Rainy evenings

Sunday, June 23, 2013

It’s Sunday morning, and we are preparing to go to church.  It’s Vacation Bible School (VBS) week at Wheatland Christian Church (WCC), and Pat is heading up the work in the kitchen.  I opted out of helping at VBS this year, for wheat week is landing directly at the same time– the wheat is later, and VBS is earlier than typical.   It will be weird for me not to be there every evening, I really enjoy that ministry to about 100 kids in the community.  But duty calls.

We got to return to the wheat field yesterday afternoon, finishing the Downen farm and beginning at the Huey farm.  The yields are pretty good, but the harvesting is slowed because the straw is a little green and damp.  This makes it hard for the combine to ‘digest’, and makes us drive more slowly than if the straw were dry.  Even so, we are putting beautiful, high-quality grain in the combine tank.  The test weight (a measure of the density) is quite high, and the grain sample is free of stems, hulls or other straw debris.  We are pleased and grateful for the wheat crop, even if it is a little harder than usual to bring in.  We are about 30% through the crop.

On Friday and Saturday evenings, we were driven from the wheat field by rain.  Especially last evening, about 7pm, the sky was so threatening, we shut down in advance of the rain. When we arrived at home we discovered that it had rained .9″ (22mm) just ahead of our return.  We don’t think that it rained nearly that much at the Huey farm where we were working, so maybe we can return to harvest this afternoon.

Yvertin got to drive the combine a bit yesterday, and demonstrated that he had much experience in the driver’s seat.  Like anyone else, he appreciated the AutoTrac feature.  Some of the controls in our JD 9770 were a bit different from what he was accustomed to back home, but he adapted very quickly.


Yvertin also drove the tractor and grain cart to shuttle between the moving combines and the trucks.  He was especially handy, because we were a little short-handed on truck drivers yesterday.  It’s a good thing that Ben is experienced in many things, for he had to move from grain cart to truck driver.   With Brandon also trucking, they could have enough trucks at the field to keep the combines rolling.  John remains mostly at the farm, supervising the operation of the grain dryer, for the wheat is coming in above the required 13% moisture–at about 18%.  John is developing some considerable expertise with the one-year-old GSI 2326 X-Stream dryer.

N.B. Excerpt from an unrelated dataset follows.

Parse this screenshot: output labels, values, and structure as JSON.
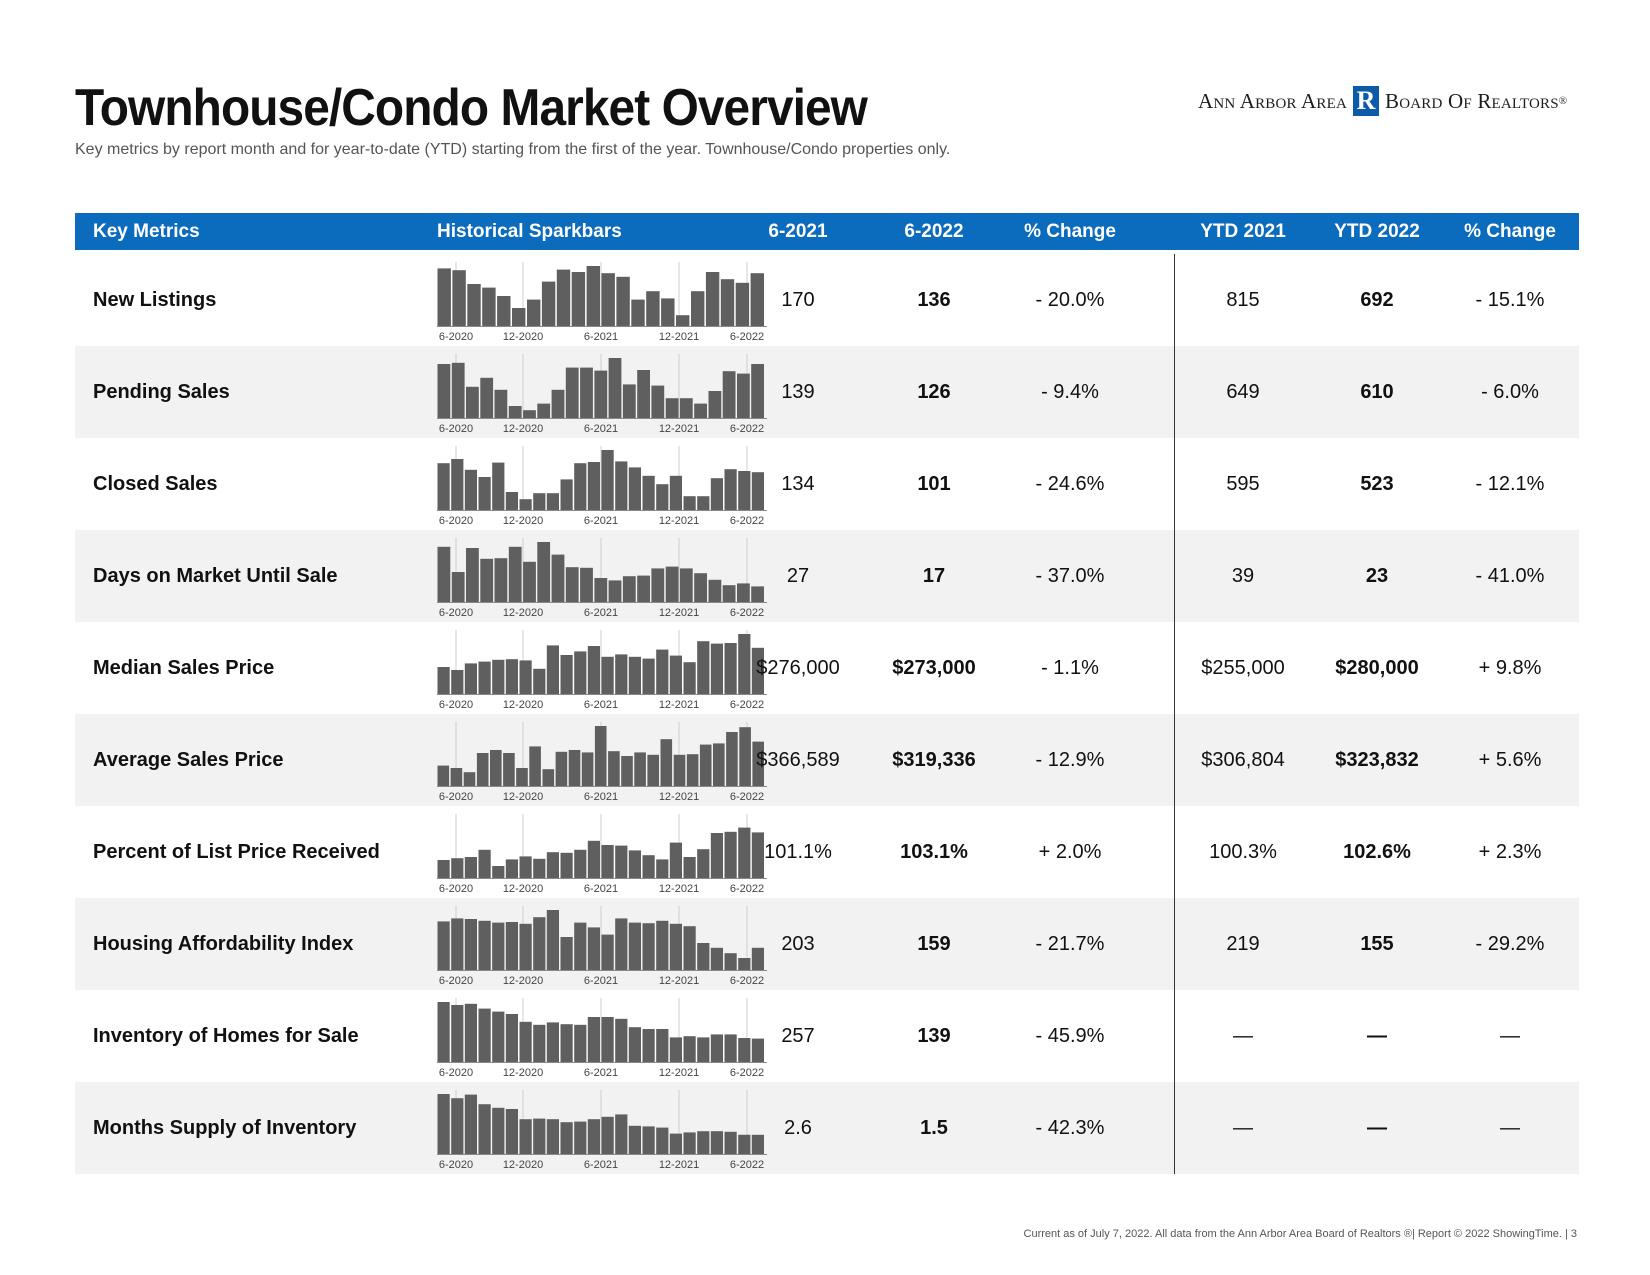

Here is a view from the combine seat.  You can see beautiful wheat going into the grain cart, which, in turn, is going into one of the semis.  Storm clouds are gathering in the skies beyond.

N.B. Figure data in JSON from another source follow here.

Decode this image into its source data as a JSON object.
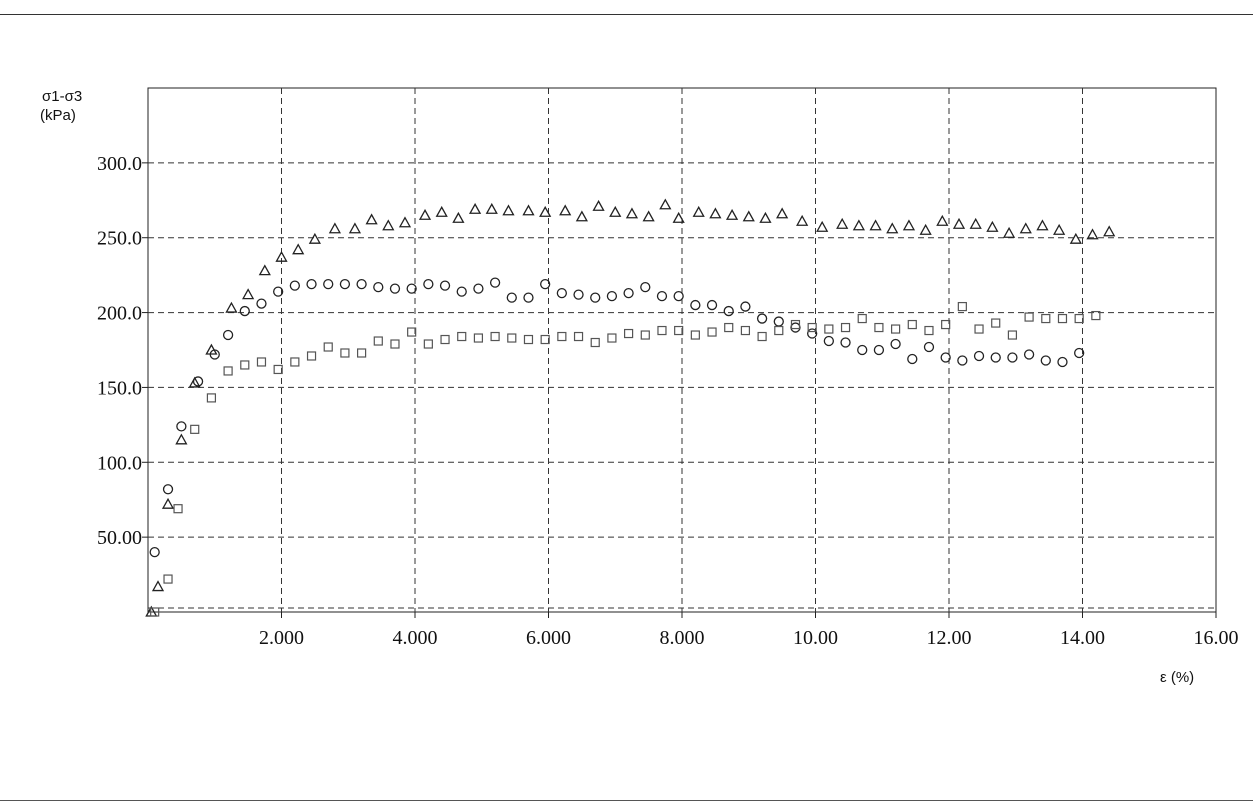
{
  "chart_data": {
    "type": "scatter",
    "ylabel_line1": "σ1-σ3",
    "ylabel_line2": "(kPa)",
    "xlabel": "ε (%)",
    "xlim": [
      0,
      16
    ],
    "ylim": [
      0,
      350
    ],
    "x_ticks": [
      2,
      4,
      6,
      8,
      10,
      12,
      14,
      16
    ],
    "x_tick_labels": [
      "2.000",
      "4.000",
      "6.000",
      "8.000",
      "10.00",
      "12.00",
      "14.00",
      "16.00"
    ],
    "y_ticks": [
      50,
      100,
      150,
      200,
      250,
      300
    ],
    "y_tick_labels": [
      "50.00",
      "100.0",
      "150.0",
      "200.0",
      "250.0",
      "300.0"
    ],
    "grid": true,
    "series": [
      {
        "marker": "triangle",
        "points": [
          [
            0.05,
            0
          ],
          [
            0.15,
            17
          ],
          [
            0.3,
            72
          ],
          [
            0.5,
            115
          ],
          [
            0.7,
            153
          ],
          [
            0.95,
            175
          ],
          [
            1.25,
            203
          ],
          [
            1.5,
            212
          ],
          [
            1.75,
            228
          ],
          [
            2.0,
            237
          ],
          [
            2.25,
            242
          ],
          [
            2.5,
            249
          ],
          [
            2.8,
            256
          ],
          [
            3.1,
            256
          ],
          [
            3.35,
            262
          ],
          [
            3.6,
            258
          ],
          [
            3.85,
            260
          ],
          [
            4.15,
            265
          ],
          [
            4.4,
            267
          ],
          [
            4.65,
            263
          ],
          [
            4.9,
            269
          ],
          [
            5.15,
            269
          ],
          [
            5.4,
            268
          ],
          [
            5.7,
            268
          ],
          [
            5.95,
            267
          ],
          [
            6.25,
            268
          ],
          [
            6.5,
            264
          ],
          [
            6.75,
            271
          ],
          [
            7.0,
            267
          ],
          [
            7.25,
            266
          ],
          [
            7.5,
            264
          ],
          [
            7.75,
            272
          ],
          [
            7.95,
            263
          ],
          [
            8.25,
            267
          ],
          [
            8.5,
            266
          ],
          [
            8.75,
            265
          ],
          [
            9.0,
            264
          ],
          [
            9.25,
            263
          ],
          [
            9.5,
            266
          ],
          [
            9.8,
            261
          ],
          [
            10.1,
            257
          ],
          [
            10.4,
            259
          ],
          [
            10.65,
            258
          ],
          [
            10.9,
            258
          ],
          [
            11.15,
            256
          ],
          [
            11.4,
            258
          ],
          [
            11.65,
            255
          ],
          [
            11.9,
            261
          ],
          [
            12.15,
            259
          ],
          [
            12.4,
            259
          ],
          [
            12.65,
            257
          ],
          [
            12.9,
            253
          ],
          [
            13.15,
            256
          ],
          [
            13.4,
            258
          ],
          [
            13.65,
            255
          ],
          [
            13.9,
            249
          ],
          [
            14.15,
            252
          ],
          [
            14.4,
            254
          ]
        ]
      },
      {
        "marker": "circle",
        "points": [
          [
            0.1,
            40
          ],
          [
            0.3,
            82
          ],
          [
            0.5,
            124
          ],
          [
            0.75,
            154
          ],
          [
            1.0,
            172
          ],
          [
            1.2,
            185
          ],
          [
            1.45,
            201
          ],
          [
            1.7,
            206
          ],
          [
            1.95,
            214
          ],
          [
            2.2,
            218
          ],
          [
            2.45,
            219
          ],
          [
            2.7,
            219
          ],
          [
            2.95,
            219
          ],
          [
            3.2,
            219
          ],
          [
            3.45,
            217
          ],
          [
            3.7,
            216
          ],
          [
            3.95,
            216
          ],
          [
            4.2,
            219
          ],
          [
            4.45,
            218
          ],
          [
            4.7,
            214
          ],
          [
            4.95,
            216
          ],
          [
            5.2,
            220
          ],
          [
            5.45,
            210
          ],
          [
            5.7,
            210
          ],
          [
            5.95,
            219
          ],
          [
            6.2,
            213
          ],
          [
            6.45,
            212
          ],
          [
            6.7,
            210
          ],
          [
            6.95,
            211
          ],
          [
            7.2,
            213
          ],
          [
            7.45,
            217
          ],
          [
            7.7,
            211
          ],
          [
            7.95,
            211
          ],
          [
            8.2,
            205
          ],
          [
            8.45,
            205
          ],
          [
            8.7,
            201
          ],
          [
            8.95,
            204
          ],
          [
            9.2,
            196
          ],
          [
            9.45,
            194
          ],
          [
            9.7,
            190
          ],
          [
            9.95,
            186
          ],
          [
            10.2,
            181
          ],
          [
            10.45,
            180
          ],
          [
            10.7,
            175
          ],
          [
            10.95,
            175
          ],
          [
            11.2,
            179
          ],
          [
            11.45,
            169
          ],
          [
            11.7,
            177
          ],
          [
            11.95,
            170
          ],
          [
            12.2,
            168
          ],
          [
            12.45,
            171
          ],
          [
            12.7,
            170
          ],
          [
            12.95,
            170
          ],
          [
            13.2,
            172
          ],
          [
            13.45,
            168
          ],
          [
            13.7,
            167
          ],
          [
            13.95,
            173
          ]
        ]
      },
      {
        "marker": "square",
        "points": [
          [
            0.1,
            0
          ],
          [
            0.3,
            22
          ],
          [
            0.45,
            69
          ],
          [
            0.7,
            122
          ],
          [
            0.95,
            143
          ],
          [
            1.2,
            161
          ],
          [
            1.45,
            165
          ],
          [
            1.7,
            167
          ],
          [
            1.95,
            162
          ],
          [
            2.2,
            167
          ],
          [
            2.45,
            171
          ],
          [
            2.7,
            177
          ],
          [
            2.95,
            173
          ],
          [
            3.2,
            173
          ],
          [
            3.45,
            181
          ],
          [
            3.7,
            179
          ],
          [
            3.95,
            187
          ],
          [
            4.2,
            179
          ],
          [
            4.45,
            182
          ],
          [
            4.7,
            184
          ],
          [
            4.95,
            183
          ],
          [
            5.2,
            184
          ],
          [
            5.45,
            183
          ],
          [
            5.7,
            182
          ],
          [
            5.95,
            182
          ],
          [
            6.2,
            184
          ],
          [
            6.45,
            184
          ],
          [
            6.7,
            180
          ],
          [
            6.95,
            183
          ],
          [
            7.2,
            186
          ],
          [
            7.45,
            185
          ],
          [
            7.7,
            188
          ],
          [
            7.95,
            188
          ],
          [
            8.2,
            185
          ],
          [
            8.45,
            187
          ],
          [
            8.7,
            190
          ],
          [
            8.95,
            188
          ],
          [
            9.2,
            184
          ],
          [
            9.45,
            188
          ],
          [
            9.7,
            192
          ],
          [
            9.95,
            190
          ],
          [
            10.2,
            189
          ],
          [
            10.45,
            190
          ],
          [
            10.7,
            196
          ],
          [
            10.95,
            190
          ],
          [
            11.2,
            189
          ],
          [
            11.45,
            192
          ],
          [
            11.7,
            188
          ],
          [
            11.95,
            192
          ],
          [
            12.2,
            204
          ],
          [
            12.45,
            189
          ],
          [
            12.7,
            193
          ],
          [
            12.95,
            185
          ],
          [
            13.2,
            197
          ],
          [
            13.45,
            196
          ],
          [
            13.7,
            196
          ],
          [
            13.95,
            196
          ],
          [
            14.2,
            198
          ]
        ]
      }
    ]
  }
}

Here is a view from the combine seat. You can see beautiful wheat going into the grain cart, which, in turn, is going into one of the semis. Storm clouds are gathering in the skies beyond.

The wheat we produce is typical for Indiana.  It is soft red winter wheat, that makes very rich flour, more suitable for pastries and cakes than for bread.  It can also be used, when economically comparable, as a substitute for corn in animal feed rations.  When you enjoy your next slice of cake, please consider that your tasty treat may have originated right here in southern Indiana!

We are not spreading the straw behind the combines.  We moved our spreading systems out of the way on each combine and we are leaving the straw in ‘windrows’.  In this way, our neighbor, Tom Loudermilk, can use his baler to roll up big bales of straw.  This gives us a little more income, but the best benefit is that it improves the performance of the soybean planter to penetrate into the soil.  But the straw windrows will need some days to completely dry in the sun before Tom can roll it into those big, round bales.